Hip Hop for Rip Rap: Benefit for Dome Island to be Held August 20 at Bolton Landing’s Brass Ring
Dome Island is that rarest of things on Lake George, an undisturbed piece of the original wilderness. And on August 20, the committee that has worked quietly for more than fifty years to maintain it in a natural state will host a fundraiser to support its conservation efforts.
“Hip Hop for Rip Rap,” a benefit for the Dome Island Preserve Committee, will be held on August 20 at the Brass Ring in Bolton Landing.
Five acts affiliated with the upstate New York record label Sub-Bombin will perform from 9 pm to midnight. A donation of $5 per person will be collected at the door.
“One hundred percent of the proceeds will be dedicated to rip rapping so that Dome Isand will be protected from erosion,” said Henry Caldwell, the chairman of the Dome Island Preserve Committee.
According to Caldwell, conservation pioneer John Apperson began rip rapping the island in 1917 after a landslide. Apperson purchased the island in 1939 and donated it to the Nature Conservancy in 1956.
In recent years, the Dome Island Committee and the Eastern New York Nature Conservancy, which continues to own Dome Island, have funded many projects and programs to study and protect the larger Lake George eco-system, said Caldwell.
But, he said, Dome Island itself remains the focus of the Committee’s attention.
“We’ve funded studies of mercury pollution and wildlife corridors. We’ve supported the Adirondack Research Library, which houses important documents about the early history of conservation on Lake George. But our first priority is Dome Island,” said Caldwell.
“We’re grateful to Sub-Bombin Records and its talented stable of artists for this generous donation of time and energy,” said Caldwell.
According to Collin Badger, who helped found Sub-Bombin in 2005, the label began as a collective of hip-hoppers, electro-rockers, dj’s and dub-heads, who now collaborate on records and in live performances.

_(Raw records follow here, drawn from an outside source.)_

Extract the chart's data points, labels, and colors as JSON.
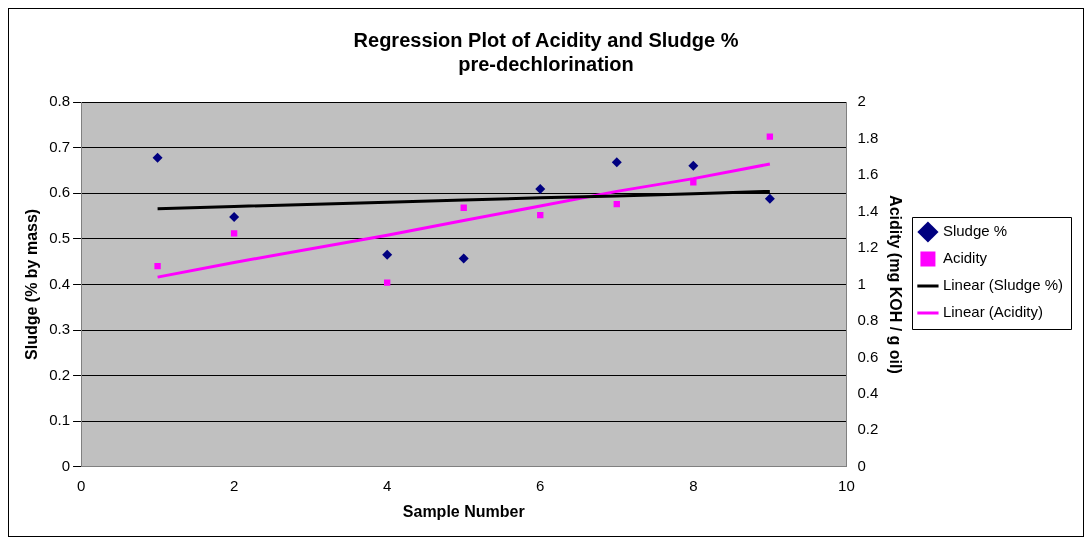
{
  "chart_data": {
    "type": "scatter",
    "title": "Regression Plot of Acidity and Sludge %\npre-dechlorination",
    "xlabel": "Sample Number",
    "ylabel": "Sludge (% by mass)",
    "y2label": "Acidity (mg KOH / g oil)",
    "x": [
      1,
      2,
      4,
      5,
      6,
      7,
      8,
      9
    ],
    "series": [
      {
        "name": "Sludge %",
        "type": "scatter",
        "marker": "diamond",
        "color": "#000080",
        "values": [
          0.678,
          0.548,
          0.465,
          0.457,
          0.609,
          0.668,
          0.66,
          0.588
        ]
      },
      {
        "name": "Acidity",
        "type": "scatter",
        "marker": "square",
        "color": "#ff00ff",
        "axis": "y2",
        "values": [
          1.1,
          1.28,
          1.01,
          1.42,
          1.38,
          1.44,
          1.56,
          1.81
        ]
      },
      {
        "name": "Linear (Sludge %)",
        "type": "line",
        "marker": "none",
        "color": "#000000",
        "values": [
          0.566,
          0.571,
          0.58,
          0.585,
          0.59,
          0.594,
          0.599,
          0.604
        ]
      },
      {
        "name": "Linear (Acidity)",
        "type": "line",
        "marker": "none",
        "color": "#ff00ff",
        "axis": "y2",
        "values": [
          1.04,
          1.12,
          1.27,
          1.35,
          1.43,
          1.51,
          1.58,
          1.66
        ]
      }
    ],
    "xlim": [
      0,
      10
    ],
    "xticks": [
      0,
      2,
      4,
      6,
      8,
      10
    ],
    "ylim": [
      0,
      0.8
    ],
    "yticks": [
      0,
      0.1,
      0.2,
      0.3,
      0.4,
      0.5,
      0.6,
      0.7,
      0.8
    ],
    "y2lim": [
      0,
      2
    ],
    "y2ticks": [
      0,
      0.2,
      0.4,
      0.6,
      0.8,
      1,
      1.2,
      1.4,
      1.6,
      1.8,
      2
    ],
    "grid": "y",
    "legend": "right"
  }
}
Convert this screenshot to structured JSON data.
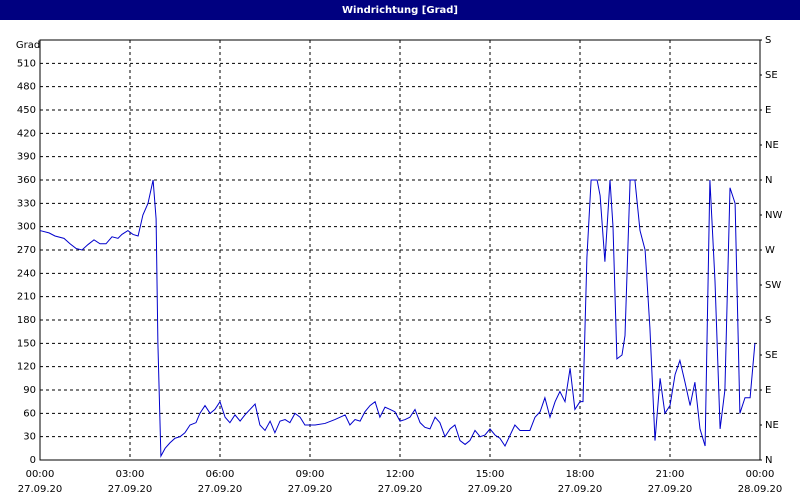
{
  "chart_data": {
    "type": "line",
    "title": "Windrichtung [Grad]",
    "y_label": "Grad",
    "ylim": [
      0,
      540
    ],
    "yticks": [
      0,
      30,
      60,
      90,
      120,
      150,
      180,
      210,
      240,
      270,
      300,
      330,
      360,
      390,
      420,
      450,
      480,
      510
    ],
    "y2lim": [
      0,
      540
    ],
    "y2ticks": [
      {
        "value": 0,
        "label": "N"
      },
      {
        "value": 45,
        "label": "NE"
      },
      {
        "value": 90,
        "label": "E"
      },
      {
        "value": 135,
        "label": "SE"
      },
      {
        "value": 180,
        "label": "S"
      },
      {
        "value": 225,
        "label": "SW"
      },
      {
        "value": 270,
        "label": "W"
      },
      {
        "value": 315,
        "label": "NW"
      },
      {
        "value": 360,
        "label": "N"
      },
      {
        "value": 405,
        "label": "NE"
      },
      {
        "value": 450,
        "label": "E"
      },
      {
        "value": 495,
        "label": "SE"
      },
      {
        "value": 540,
        "label": "S"
      }
    ],
    "xlim": [
      0,
      24
    ],
    "xticks": [
      {
        "value": 0,
        "label": "00:00",
        "date": "27.09.20"
      },
      {
        "value": 3,
        "label": "03:00",
        "date": "27.09.20"
      },
      {
        "value": 6,
        "label": "06:00",
        "date": "27.09.20"
      },
      {
        "value": 9,
        "label": "09:00",
        "date": "27.09.20"
      },
      {
        "value": 12,
        "label": "12:00",
        "date": "27.09.20"
      },
      {
        "value": 15,
        "label": "15:00",
        "date": "27.09.20"
      },
      {
        "value": 18,
        "label": "18:00",
        "date": "27.09.20"
      },
      {
        "value": 21,
        "label": "21:00",
        "date": "27.09.20"
      },
      {
        "value": 24,
        "label": "00:00",
        "date": "28.09.20"
      }
    ],
    "grid": true,
    "series": [
      {
        "color": "#0000cc",
        "x": [
          0,
          0.3,
          0.5,
          0.8,
          1.0,
          1.2,
          1.4,
          1.6,
          1.8,
          2.0,
          2.2,
          2.4,
          2.6,
          2.73,
          2.93,
          3.1,
          3.27,
          3.43,
          3.6,
          3.77,
          3.87,
          3.93,
          4.03,
          4.17,
          4.33,
          4.5,
          4.67,
          4.83,
          5.0,
          5.2,
          5.33,
          5.5,
          5.67,
          5.83,
          6.0,
          6.17,
          6.33,
          6.5,
          6.67,
          6.83,
          7.0,
          7.17,
          7.33,
          7.5,
          7.67,
          7.83,
          8.0,
          8.17,
          8.33,
          8.5,
          8.67,
          8.83,
          9.17,
          9.5,
          9.83,
          10.17,
          10.33,
          10.5,
          10.67,
          10.83,
          11.0,
          11.17,
          11.33,
          11.5,
          11.67,
          11.83,
          12.0,
          12.17,
          12.33,
          12.5,
          12.67,
          12.83,
          13.0,
          13.17,
          13.33,
          13.5,
          13.67,
          13.83,
          14.0,
          14.17,
          14.33,
          14.5,
          14.67,
          14.83,
          15.0,
          15.17,
          15.33,
          15.5,
          15.67,
          15.83,
          16.0,
          16.17,
          16.33,
          16.5,
          16.67,
          16.83,
          17.0,
          17.17,
          17.33,
          17.5,
          17.67,
          17.83,
          18.0,
          18.1,
          18.23,
          18.37,
          18.57,
          18.67,
          18.83,
          19.0,
          19.1,
          19.23,
          19.4,
          19.5,
          19.67,
          19.83,
          20.0,
          20.17,
          20.33,
          20.5,
          20.67,
          20.83,
          21.0,
          21.17,
          21.33,
          21.5,
          21.67,
          21.83,
          22.0,
          22.17,
          22.33,
          22.5,
          22.67,
          22.83,
          23.0,
          23.17,
          23.33,
          23.5,
          23.67,
          23.83
        ],
        "values": [
          295,
          292,
          288,
          285,
          278,
          272,
          270,
          277,
          283,
          278,
          278,
          287,
          285,
          290,
          295,
          290,
          288,
          315,
          330,
          360,
          310,
          150,
          5,
          15,
          22,
          28,
          30,
          35,
          45,
          48,
          60,
          70,
          60,
          65,
          75,
          55,
          48,
          58,
          50,
          58,
          65,
          72,
          45,
          38,
          50,
          35,
          50,
          52,
          48,
          60,
          55,
          45,
          45,
          47,
          52,
          58,
          45,
          52,
          50,
          62,
          70,
          75,
          55,
          68,
          65,
          62,
          50,
          52,
          55,
          65,
          48,
          42,
          40,
          55,
          48,
          30,
          40,
          45,
          25,
          20,
          25,
          38,
          30,
          32,
          40,
          32,
          28,
          18,
          32,
          45,
          38,
          38,
          38,
          55,
          62,
          80,
          55,
          75,
          88,
          75,
          118,
          65,
          75,
          75,
          260,
          360,
          360,
          340,
          255,
          360,
          300,
          130,
          135,
          160,
          360,
          360,
          295,
          270,
          170,
          25,
          105,
          60,
          70,
          110,
          128,
          100,
          70,
          100,
          40,
          18,
          360,
          230,
          40,
          90,
          350,
          330,
          60,
          80,
          80,
          150
        ]
      }
    ]
  }
}
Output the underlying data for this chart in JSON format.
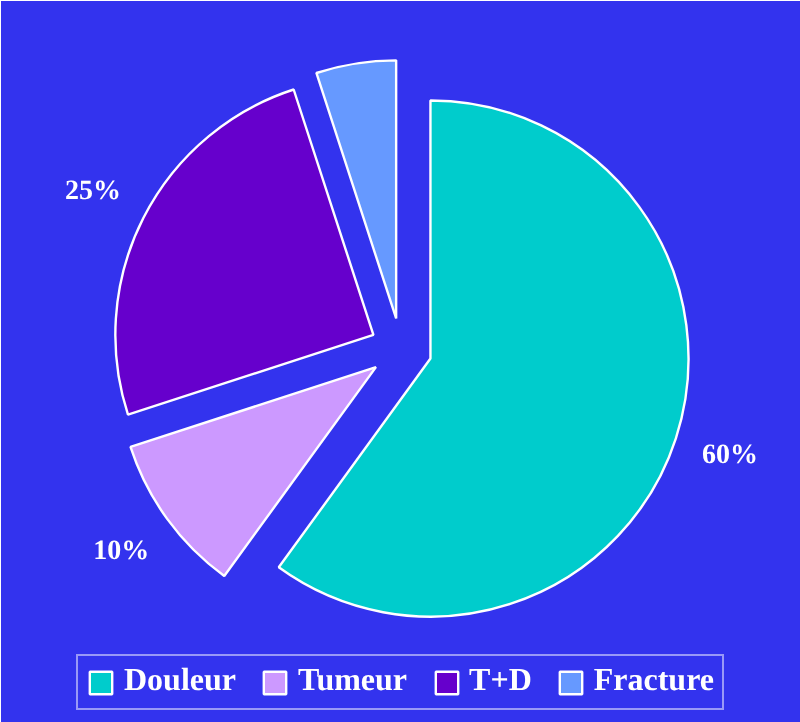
{
  "chart_data": {
    "type": "pie",
    "categories": [
      "Douleur",
      "Tumeur",
      "T+D",
      "Fracture"
    ],
    "values": [
      60,
      10,
      25,
      5
    ],
    "colors": [
      "#00cccc",
      "#cc99ff",
      "#6600cc",
      "#6699ff"
    ],
    "value_labels": [
      "60%",
      "10%",
      "25%",
      null
    ],
    "legend": "bottom"
  }
}
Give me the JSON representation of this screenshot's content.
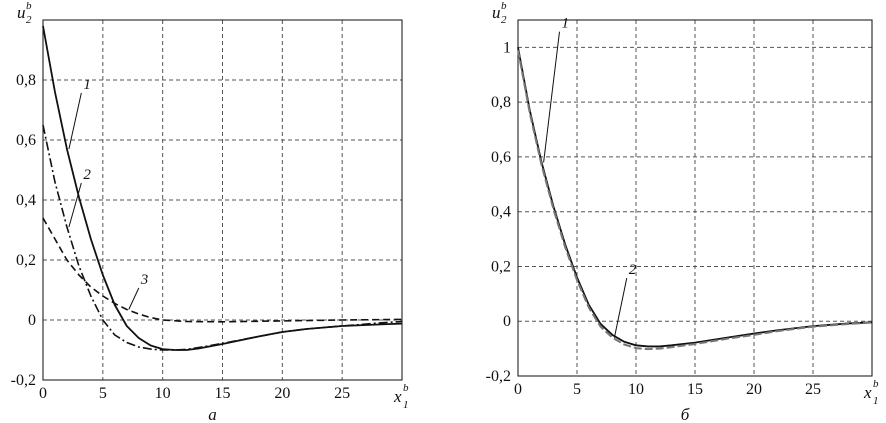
{
  "chart_data": [
    {
      "type": "line",
      "panel_label": "а",
      "ylabel": "u",
      "ylabel_sub": "2",
      "ylabel_sup": "b",
      "xlabel": "x",
      "xlabel_sub": "1",
      "xlabel_sup": "b",
      "xlim": [
        0,
        30
      ],
      "ylim": [
        -0.2,
        1.0
      ],
      "x_ticks": [
        "0",
        "5",
        "10",
        "15",
        "20",
        "25"
      ],
      "y_ticks": [
        "-0,2",
        "0",
        "0,2",
        "0,4",
        "0,6",
        "0,8"
      ],
      "grid": true,
      "series": [
        {
          "name": "1",
          "style": "solid",
          "x": [
            0,
            1,
            2,
            3,
            4,
            5,
            6,
            7,
            8,
            9,
            10,
            11,
            12,
            13,
            15,
            18,
            20,
            22,
            25,
            28,
            30
          ],
          "y": [
            0.98,
            0.76,
            0.57,
            0.41,
            0.27,
            0.15,
            0.05,
            -0.02,
            -0.06,
            -0.085,
            -0.097,
            -0.1,
            -0.1,
            -0.095,
            -0.08,
            -0.055,
            -0.04,
            -0.03,
            -0.02,
            -0.015,
            -0.012
          ]
        },
        {
          "name": "2",
          "style": "dashdot",
          "x": [
            0,
            1,
            2,
            3,
            4,
            5,
            6,
            7,
            8,
            9,
            10,
            11,
            12,
            13,
            15,
            18,
            20,
            22,
            25,
            28,
            30
          ],
          "y": [
            0.65,
            0.46,
            0.31,
            0.18,
            0.08,
            0.0,
            -0.05,
            -0.075,
            -0.09,
            -0.097,
            -0.1,
            -0.1,
            -0.098,
            -0.092,
            -0.078,
            -0.055,
            -0.04,
            -0.03,
            -0.02,
            -0.01,
            -0.005
          ]
        },
        {
          "name": "3",
          "style": "dashed",
          "x": [
            0,
            1,
            2,
            3,
            4,
            5,
            6,
            7,
            8,
            9,
            10,
            12,
            15,
            20,
            25,
            30
          ],
          "y": [
            0.34,
            0.27,
            0.2,
            0.15,
            0.11,
            0.08,
            0.055,
            0.035,
            0.02,
            0.008,
            0.0,
            -0.005,
            -0.006,
            -0.003,
            0.0,
            0.002
          ]
        }
      ],
      "curve_labels": [
        {
          "text": "1",
          "series": "1",
          "x": 2.2,
          "y": 0.75
        },
        {
          "text": "2",
          "series": "2",
          "x": 2.2,
          "y": 0.45
        },
        {
          "text": "3",
          "series": "3",
          "x": 7.0,
          "y": 0.1
        }
      ]
    },
    {
      "type": "line",
      "panel_label": "б",
      "ylabel": "u",
      "ylabel_sub": "2",
      "ylabel_sup": "b",
      "xlabel": "x",
      "xlabel_sub": "1",
      "xlabel_sup": "b",
      "xlim": [
        0,
        30
      ],
      "ylim": [
        -0.2,
        1.1
      ],
      "x_ticks": [
        "0",
        "5",
        "10",
        "15",
        "20",
        "25"
      ],
      "y_ticks": [
        "-0,2",
        "0",
        "0,2",
        "0,4",
        "0,6",
        "0,8",
        "1"
      ],
      "grid": true,
      "series": [
        {
          "name": "1",
          "style": "solid",
          "x": [
            0,
            1,
            2,
            3,
            4,
            5,
            6,
            7,
            8,
            9,
            10,
            11,
            12,
            13,
            15,
            18,
            20,
            22,
            25,
            28,
            30
          ],
          "y": [
            1.0,
            0.77,
            0.58,
            0.42,
            0.28,
            0.16,
            0.06,
            -0.01,
            -0.05,
            -0.075,
            -0.088,
            -0.092,
            -0.092,
            -0.088,
            -0.078,
            -0.058,
            -0.045,
            -0.033,
            -0.018,
            -0.008,
            -0.004
          ]
        },
        {
          "name": "2",
          "style": "dashed-gray",
          "x": [
            0,
            1,
            2,
            3,
            4,
            5,
            6,
            7,
            8,
            9,
            10,
            11,
            12,
            13,
            15,
            18,
            20,
            22,
            25,
            28,
            30
          ],
          "y": [
            0.99,
            0.76,
            0.57,
            0.41,
            0.27,
            0.15,
            0.05,
            -0.02,
            -0.06,
            -0.085,
            -0.098,
            -0.102,
            -0.1,
            -0.095,
            -0.083,
            -0.062,
            -0.05,
            -0.036,
            -0.02,
            -0.01,
            -0.005
          ]
        }
      ],
      "curve_labels": [
        {
          "text": "1",
          "series": "1",
          "x": 2.5,
          "y": 1.05
        },
        {
          "text": "2",
          "series": "2",
          "x": 8.2,
          "y": 0.15
        }
      ]
    }
  ]
}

Based in Glens Falls, the label first attracted national attention when one of its acts, the electronic duo Charle Everywhere, was signed by a major independent label in 2009 and changed its name to Phantogram.
Sub-Bombin’s most recent release is “Psychpomp” by Rawhead, an instrumentalist who will be among the performers at the August 20 benefit.
Issued originally as an LP, Psychpomp is “a fresh, aural eardrum experience,” according to Brooklyn-based music critic Adam Winters.
Complementing Rawhead’s beat-laden electronica at the benefit will be emcees M.R. Blackout and Sime Gezus, electronic duo Mr. Owl and Midas DJing throughout the evening.
“Even though our music is urban rooted, we love the outdoors, especially Lake George,” said Collin Badger. “Coming to Bolton Landing and a new venue is very exciting, and we know our audience will appreciate the opportunity to do something for the lake.”